塔露拉和陈都知道,今天,她们曾达成一致去面对的明日是不会来到了,可是星光依旧指引着她们,夜天之中最为闪亮的青色的光辉已经给予她们祝福。

而这里……不论是罗德岛被人袭击,又或是阿米娅刻意放火好救她们的命,它们都有一个指向:世界依旧需要塔露拉活着。那么,只要活着,总有一天,今日所见一切谜题的答案会自然呈现在她们眼前。

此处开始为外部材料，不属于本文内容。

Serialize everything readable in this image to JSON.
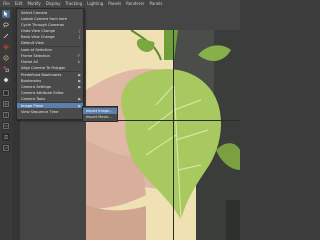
{
  "menubar": [
    "File",
    "Edit",
    "Modify",
    "Display",
    "Tracking",
    "Lighting",
    "Panels",
    "Renderer",
    "Panels"
  ],
  "menu": {
    "items": [
      {
        "label": "Select Camera",
        "shortcut": "",
        "submenu": false
      },
      {
        "label": "Lookat Camera from here",
        "shortcut": "",
        "submenu": false
      },
      {
        "label": "Cycle Through Cameras",
        "shortcut": "",
        "submenu": false
      },
      {
        "label": "Undo View Change",
        "shortcut": "[",
        "submenu": false
      },
      {
        "label": "Redo View Change",
        "shortcut": "]",
        "submenu": false
      },
      {
        "label": "Default View",
        "shortcut": "",
        "submenu": false
      },
      {
        "label": "Look at Selection",
        "shortcut": "",
        "submenu": false
      },
      {
        "label": "Frame Selection",
        "shortcut": "F",
        "submenu": false
      },
      {
        "label": "Frame All",
        "shortcut": "A",
        "submenu": false
      },
      {
        "label": "Align Camera To Polygon",
        "shortcut": "",
        "submenu": false
      },
      {
        "label": "Predefined Bookmarks",
        "shortcut": "",
        "submenu": true
      },
      {
        "label": "Bookmarks",
        "shortcut": "",
        "submenu": true
      },
      {
        "label": "Camera Settings",
        "shortcut": "",
        "submenu": true
      },
      {
        "label": "Camera Attribute Editor",
        "shortcut": "",
        "submenu": false
      },
      {
        "label": "Camera Tools",
        "shortcut": "",
        "submenu": true
      },
      {
        "label": "Image Plane",
        "shortcut": "",
        "submenu": true
      },
      {
        "label": "View Sequence Time",
        "shortcut": "",
        "submenu": false
      }
    ]
  },
  "submenu": {
    "items": [
      "Import Image...",
      "Import Movie..."
    ]
  },
  "colors": {
    "highlight": "#5b7fae",
    "leaf": "#a8c860",
    "toolbar_red": "#c0392b"
  }
}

她们走出教堂大门时,金橙色的阳光自天空落下,像是许久年月之前,魔法火焰一般燃烧着天空的夕阳中,龙族的孩子们你追我赶,一面呼唤着对方的名字一面欢笑雀跃,期许彼此的明日与一生。

几十年过去了,在同一轮年老的太阳之下,陈和塔露拉肩并着肩,手牵着手,迈入黑夜之中——

「孩子们,你们永远相爱吧。世上除了相爱之外,再没有别的了。」

猫爷暗仔

献给CP22的“陈”

2018.6.17至2019.8.2


  1. 以下所有小节内的加粗句子,均引用自《悲惨世界》。  

  2. 出自《瓦尔登湖》。  

  3. 帕米尔,意为:世界屋脊。  

  4. 出自《瓦尔登湖》。  

  5. 是苏格兰盖尔语童谣《Leanabh an àigh》的最后一段,笔者根据英译版本自翻,不信不雅不达。  

  6. 此名称由笔者本人音译自外赫布里底群岛的苏格兰盖尔语念法「Eileanan Siar」,并非官设,请勿当真。  

  7. 出自《瓦尔登湖》。  

  8. 出自《悲惨世界》。  

  9. 出自维吾尔/乌兹别克民族诗人纳瓦依(Nava'i),详见微博@亚非文学bot 。  

  10. 这里是安妮·赖斯小说《夜访吸血鬼》中的情节。  

  11. 出自古埃及神话中对赛特的描述,关于他的许多地区存在有不同的故事与结局。  

  12. 出自《旧约·诗篇·62》。